Prime
Tanzania seeks self-sufficiency with local manufacture of ARVs

What you need to know:
- The decision is part of wider efforts to mitigate the impact of shifting international health funding priorities
Dar es Salaam. Tanzania is making a strategic push to secure pharmaceutical independence, with the government unveiling plans to revive Tanzania Pharmaceutical Industries (TPI) in Arusha to produce antiretroviral (ARV) drugs locally.
Presenting the Health ministry’s Sh1.61 trillion budget estimates for 2025/26 in Parliament in Dodoma on Monday, Health minister Jenista Mhagama said the move was part of wider efforts to mitigate the impact of shifting international health funding priorities.
Tanzania has for many years relied heavily on external support for HIV treatment, particularly through the US President’s Emergency Plan for Aids Relief (Pepfar).
However, recent funding cuts have disrupted HIV services across eastern and southern Africa, prompting Tanzania to rethink its dependence on foreign aid.

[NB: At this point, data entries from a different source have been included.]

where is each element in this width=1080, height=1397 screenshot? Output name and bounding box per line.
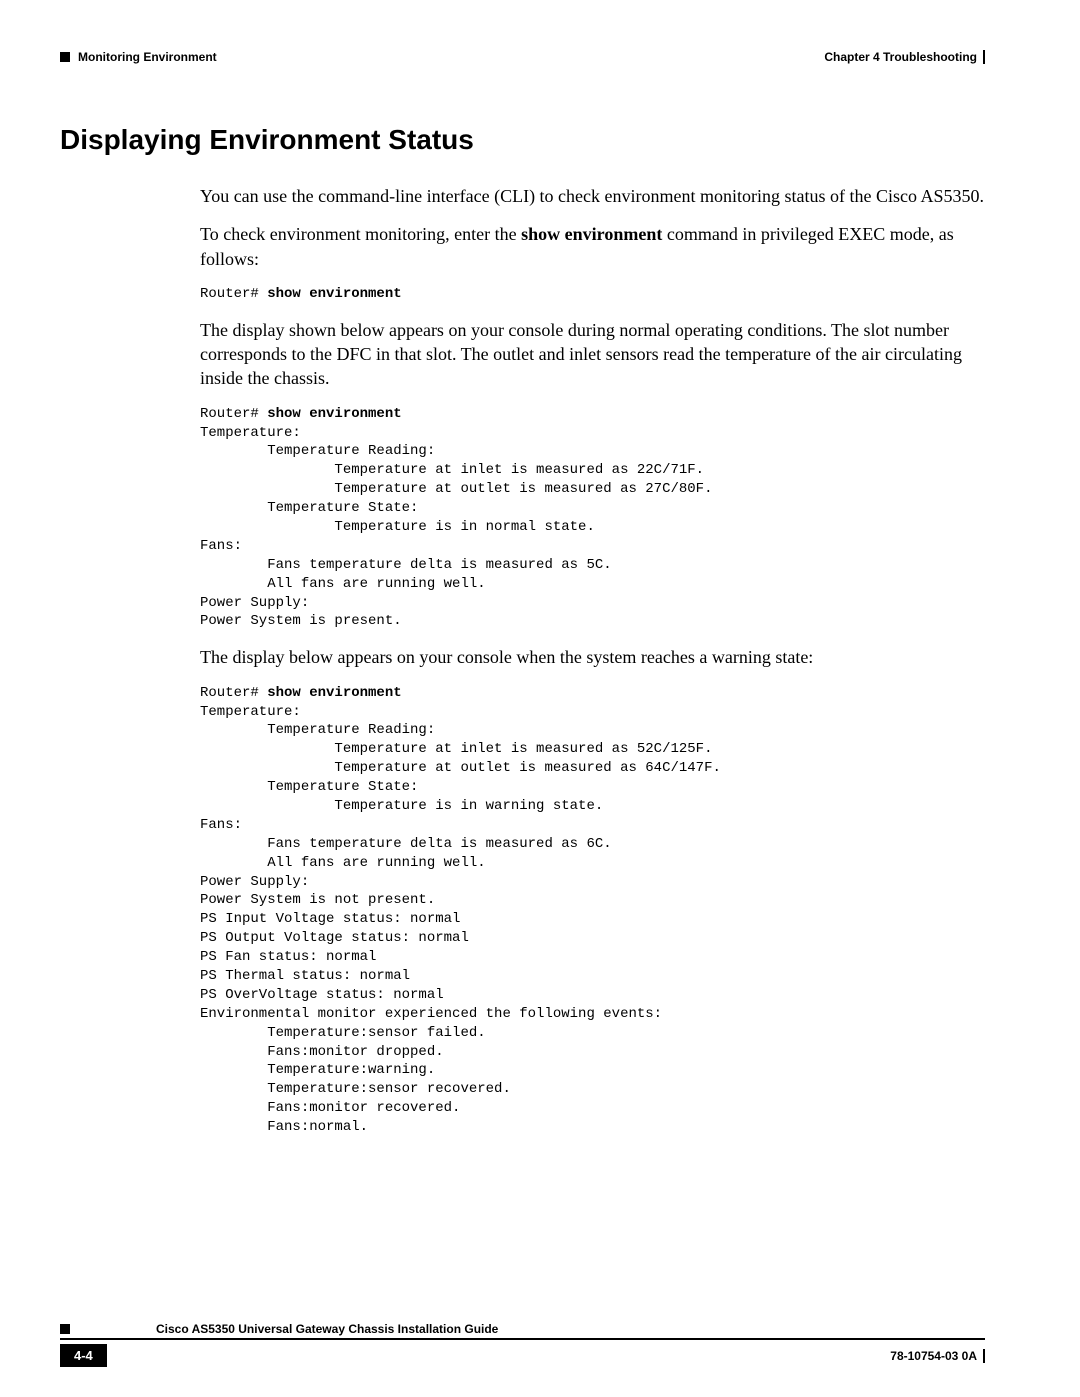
square-icon — [60, 1324, 70, 1334]
paragraph-3: The display below appears on your consol… — [200, 645, 985, 669]
footer-bottom: 4-4 78-10754-03 0A — [60, 1344, 985, 1367]
code3-cmd: show environment — [267, 685, 401, 701]
code-block-2: Router# show environment Temperature: Te… — [200, 405, 985, 632]
page-header: Monitoring Environment Chapter 4 Trouble… — [60, 50, 985, 64]
doc-id: 78-10754-03 0A — [890, 1349, 985, 1363]
paragraph-2: The display shown below appears on your … — [200, 318, 985, 391]
header-section: Monitoring Environment — [78, 50, 217, 64]
page: Monitoring Environment Chapter 4 Trouble… — [0, 0, 1080, 1397]
vertical-bar-icon — [983, 1349, 985, 1363]
code1-prompt: Router# — [200, 286, 267, 302]
page-title: Displaying Environment Status — [60, 124, 985, 156]
code3-body: Temperature: Temperature Reading: Temper… — [200, 704, 721, 1136]
code2-cmd: show environment — [267, 406, 401, 422]
code1-cmd: show environment — [267, 286, 401, 302]
square-icon — [60, 52, 70, 62]
vertical-bar-icon — [983, 50, 985, 64]
code3-prompt: Router# — [200, 685, 267, 701]
code-block-1: Router# show environment — [200, 285, 985, 304]
doc-id-text: 78-10754-03 0A — [890, 1349, 977, 1363]
header-right: Chapter 4 Troubleshooting — [824, 50, 985, 64]
header-chapter: Chapter 4 Troubleshooting — [824, 50, 977, 64]
p1b-cmd: show environment — [521, 224, 662, 244]
code-block-3: Router# show environment Temperature: Te… — [200, 684, 985, 1137]
footer-rule: Cisco AS5350 Universal Gateway Chassis I… — [60, 1322, 985, 1340]
intro-paragraph-1: You can use the command-line interface (… — [200, 184, 985, 208]
page-footer: Cisco AS5350 Universal Gateway Chassis I… — [60, 1322, 985, 1367]
p1b-pre: To check environment monitoring, enter t… — [200, 224, 521, 244]
page-number: 4-4 — [60, 1344, 107, 1367]
footer-guide-title: Cisco AS5350 Universal Gateway Chassis I… — [156, 1322, 498, 1336]
code2-body: Temperature: Temperature Reading: Temper… — [200, 425, 712, 630]
code2-prompt: Router# — [200, 406, 267, 422]
header-left: Monitoring Environment — [60, 50, 217, 64]
intro-paragraph-2: To check environment monitoring, enter t… — [200, 222, 985, 271]
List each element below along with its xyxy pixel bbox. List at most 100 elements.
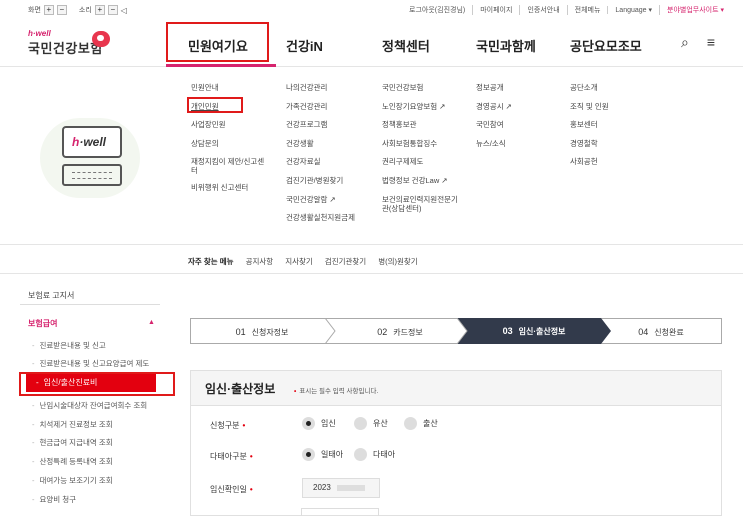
fav-find-hospital[interactable]: 병(의)원찾기 — [378, 256, 418, 267]
active-gnb-underline — [166, 64, 276, 67]
radio-checked-icon[interactable] — [302, 448, 315, 461]
sidebar-item-treatment-system[interactable]: 진료받은내용 및 신고요양급여 제도 — [32, 358, 150, 369]
menu-health-archive[interactable]: 건강자료실 — [286, 157, 364, 176]
gnb-about[interactable]: 공단요모조모 — [570, 36, 642, 55]
zoom-out-button[interactable]: − — [56, 5, 67, 15]
mega-col-about: 공단소개 조직 및 인원 홍보센터 경영철학 사회공헌 — [570, 83, 609, 176]
heart-logo-icon — [92, 31, 110, 47]
sidebar-section-benefits[interactable]: 보험급여 — [28, 318, 57, 329]
progress-steps: 01 신청자정보 02 카드정보 03 임신·출산정보 04 신청완료 — [190, 318, 722, 344]
menu-corp-intro[interactable]: 공단소개 — [570, 83, 609, 102]
radio-multiple-fetus[interactable]: 다태아 — [354, 448, 395, 461]
menu-rights-relief[interactable]: 권리구제제도 — [382, 157, 460, 176]
mega-col-together: 정보공개 경영공시 ↗ 국민참여 뉴스/소식 — [476, 83, 512, 157]
volume-up-button[interactable]: + — [94, 5, 105, 15]
menu-misconduct-report[interactable]: 비위행위 신고센터 — [191, 183, 269, 202]
fav-find-checkup[interactable]: 검진기관찾기 — [325, 256, 366, 267]
all-menu-link[interactable]: 전체메뉴 — [566, 5, 608, 15]
gnb-together[interactable]: 국민과함께 — [476, 36, 536, 55]
gnb-health-in[interactable]: 건강iN — [286, 36, 323, 55]
menu-info-disclosure[interactable]: 정보공개 — [476, 83, 512, 102]
speaker-icon[interactable]: ◁ — [121, 6, 127, 15]
gnb-policy-center[interactable]: 정책센터 — [382, 36, 430, 55]
sidebar-item-cash-benefit[interactable]: 현금급여 지급내역 조회 — [32, 437, 113, 448]
menu-health-program[interactable]: 건강프로그램 — [286, 120, 364, 139]
sidebar-item-premium-notice[interactable]: 보험료 고지서 — [28, 290, 74, 301]
radio-unchecked-icon[interactable] — [354, 448, 367, 461]
mypage-link[interactable]: 마이페이지 — [472, 5, 519, 15]
logout-link[interactable]: 로그아웃(김진경님) — [402, 5, 472, 15]
radio-checked-icon[interactable] — [302, 417, 315, 430]
menu-find-hospital[interactable]: 검진기관/병원찾기 — [286, 176, 364, 195]
sidebar-item-assistive-device[interactable]: 대여가능 보조기기 조회 — [32, 475, 113, 486]
menu-pr-center[interactable]: 홍보센터 — [570, 120, 609, 139]
menu-news[interactable]: 뉴스/소식 — [476, 139, 512, 158]
menu-longterm-care[interactable]: 노인장기요양보험 ↗ — [382, 102, 460, 121]
branch-site-select[interactable]: 분야별업무사이트 ▾ — [659, 5, 731, 15]
menu-consultation[interactable]: 상담문의 — [191, 139, 269, 158]
menu-management-disclosure[interactable]: 경영공시 ↗ — [476, 102, 512, 121]
menu-organization[interactable]: 조직 및 인원 — [570, 102, 609, 121]
menu-social-contribution[interactable]: 사회공헌 — [570, 157, 609, 176]
menu-medical-support[interactable]: 보건의료인력지원전문기관(상담센터) — [382, 195, 460, 221]
utility-links: 로그아웃(김진경님) 마이페이지 인증서안내 전체메뉴 Language ▾ 분… — [402, 5, 731, 15]
mega-col-health: 나의건강관리 가족건강관리 건강프로그램 건강생활 건강자료실 검진기관/병원찾… — [286, 83, 364, 239]
utility-bar: 화면 + − 소리 + − ◁ 로그아웃(김진경님) 마이페이지 인증서안내 전… — [0, 0, 743, 20]
pregnancy-type-label: 신청구분 • — [210, 421, 246, 430]
volume-down-button[interactable]: − — [107, 5, 118, 15]
highlight-pregnancy-box — [19, 372, 175, 396]
required-note: • 표시는 필수 입력 사항입니다. — [294, 388, 379, 395]
hamburger-menu-icon[interactable]: ≡ — [707, 34, 715, 51]
sound-label: 소리 — [78, 7, 92, 14]
keyboard-illustration — [62, 164, 122, 186]
masked-date-value — [336, 484, 365, 491]
radio-unchecked-icon[interactable] — [404, 417, 417, 430]
certificate-guide-link[interactable]: 인증서안내 — [519, 5, 566, 15]
radio-single-fetus[interactable]: 일태아 — [302, 448, 343, 461]
menu-social-insurance[interactable]: 사회보험통합징수 — [382, 139, 460, 158]
menu-national-insurance[interactable]: 국민건강보험 — [382, 83, 460, 102]
language-select[interactable]: Language ▾ — [607, 6, 659, 14]
menu-family-health[interactable]: 가족건강관리 — [286, 102, 364, 121]
form-header: 임신·출산정보 • 표시는 필수 입력 사항입니다. — [190, 370, 722, 406]
confirm-date-input[interactable]: 2023 — [302, 478, 380, 498]
favorites-title: 자주 찾는 메뉴 — [188, 257, 234, 266]
menu-health-life[interactable]: 건강생활 — [286, 139, 364, 158]
radio-miscarriage[interactable]: 유산 — [354, 417, 388, 430]
menu-law-info[interactable]: 법령정보 건강Law ↗ — [382, 176, 460, 195]
hwell-monitor-illustration: h·well — [62, 126, 122, 158]
next-field-input[interactable] — [301, 508, 379, 516]
sidebar-item-care-claim[interactable]: 요양비 청구 — [32, 494, 77, 505]
sidebar-item-infertility[interactable]: 난임시술대상자 잔여급여회수 조회 — [32, 400, 148, 411]
zoom-in-button[interactable]: + — [43, 5, 54, 15]
menu-health-alarm[interactable]: 국민건강알람 ↗ — [286, 195, 364, 214]
sidebar-item-special-case[interactable]: 산정특례 등록내역 조회 — [32, 456, 113, 467]
sidebar-item-scaling[interactable]: 치석제거 진료정보 조회 — [32, 419, 113, 430]
menu-finance-report[interactable]: 재정지킴이 제안/신고센터 — [191, 157, 269, 183]
form-title: 임신·출산정보 — [205, 382, 276, 396]
favorites-bar: 자주 찾는 메뉴 공지사항 지사찾기 검진기관찾기 병(의)원찾기 — [0, 244, 743, 274]
menu-policy-pr[interactable]: 정책홍보관 — [382, 120, 460, 139]
confirm-date-label: 임신확인일 • — [210, 485, 253, 494]
fetus-type-label: 다태아구분 • — [210, 452, 253, 461]
collapse-caret-icon[interactable]: ▲ — [148, 319, 155, 326]
search-icon[interactable]: ⌕ — [681, 34, 689, 51]
hwell-illustration-text: h·well — [72, 135, 107, 149]
fav-find-branch[interactable]: 지사찾기 — [285, 256, 313, 267]
menu-participation[interactable]: 국민참여 — [476, 120, 512, 139]
header-icons: ⌕ ≡ — [681, 34, 715, 51]
menu-health-subsidy[interactable]: 건강생활실천지원금제 — [286, 213, 364, 239]
accessibility-controls: 화면 + − 소리 + − ◁ — [28, 5, 127, 15]
favorites-list: 자주 찾는 메뉴 공지사항 지사찾기 검진기관찾기 병(의)원찾기 — [188, 256, 418, 267]
radio-unchecked-icon[interactable] — [354, 417, 367, 430]
menu-philosophy[interactable]: 경영철학 — [570, 139, 609, 158]
menu-business-minwon[interactable]: 사업장민원 — [191, 120, 269, 139]
site-logo[interactable]: h·well 국민건강보험 — [28, 30, 110, 57]
screen-size-label: 화면 — [28, 7, 41, 14]
radio-birth[interactable]: 출산 — [404, 417, 438, 430]
fav-notice[interactable]: 공지사항 — [246, 256, 274, 267]
sidebar-item-treatment[interactable]: 진료받은내용 및 신고 — [32, 340, 106, 351]
step-arrows — [324, 318, 611, 344]
radio-pregnancy[interactable]: 임신 — [302, 417, 336, 430]
menu-my-health[interactable]: 나의건강관리 — [286, 83, 364, 102]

“This marks a significant step towards strengthening domestic investment in health product manufacturing,” said Ms Mhagama, noting that the Health ministry has already supported the establishment of ten new factories for medicines and medical devices.
“These factories will ensure the continued supply of therapeutic water, laboratory reagents, tablets and liquid medications, especially ARVs.”
To manage the transition caused by changes in international funding, the government allocated Sh202 billion between March and June 2025. Of that amount, Sh93.16 billion has already been used to procure ARVs, tuberculosis and malaria drugs.
TPI’s revival will also benefit from a portion of the Sh173.94 billion budget set aside for fighting malaria, tuberculosis, leprosy, HIV/Aids, hepatitis, and STIs—programmes that also focus on improving diagnostics and securing essential supplies.
While TPI’s resurgence is welcomed, its history includes controversy. In 2012, the factory faced legal challenges and public outcry over allegations of distributing substandard ARVs through the Medical Stores Department (MSD). The government now hopes to turn the page with improved oversight and a renewed mandate.
Medical Association of Tanzania (MAT) president Mugisha Nkoronko expressed strong support for the plan.
“MAT commends the government for taking this bold step to close the gap left by reduced US funding,” he said. “We look forward to seeing more local factories that not only meet national demand but also export to African markets, leveraging our port infrastructure,” he said.
The government’s push for local production aligns with a broader national strategy to enhance economic self-reliance amid changing donor policies.
During Monday’s parliamentary session, Prof Patrick Ndakidemi (Moshi Rural-CCM) sought to know how the government was preparing for reduced support from wealthier nations.
In response, Finance minister Mwigulu Nchemba said efforts were underway to increase domestic revenue to fund the national budget.
“The government will also continue encouraging private sector involvement in development financing through mechanisms such as public-private partnerships,” he added.
Beyond ARV production, the proposed health budget aims to strengthen the overall health system. The largest allocation—Sh309.51 billion—is designated for improving healthcare access and quality across all levels, from dispensaries to national referral hospitals.
The ministry plans to mainstream digital innovations, including Artificial Intelligence, to enhance service delivery. It also intends to revitalise the national health policy and service charter, and establish a new National Public Health Institute.
A further Sh166.01 billion is earmarked for combating both communicable and non-communicable diseases, while Sh123.93 billion will be invested in advanced medical procedures and medical tourism. Planned services include liver transplants, specialised urology and andrology, shoulder and elbow replacements, AI-assisted brain and spinal surgeries, and interventional neuro-radiology.
To address the shortage of skilled health workers, Sh80.38 billion has been allocated for workforce development. An additional Sh76.57 billion will be directed at reducing maternal and infant mortality.
The government has also committed Sh9.80 billion to the implementation of the Universal Health Insurance Act, aiming to ensure long-term sustainability in healthcare financing.
Other key allocations include Sh6.61 billion to strengthen mental health and rehabilitation services, and Sh937.29 million to expand traditional medicine integration from 14 to 21 regional referral hospitals.
With this renewed focus on domestic health investment, Tanzania aims to build a resilient, self-sufficient health sector capable of withstanding global funding shifts.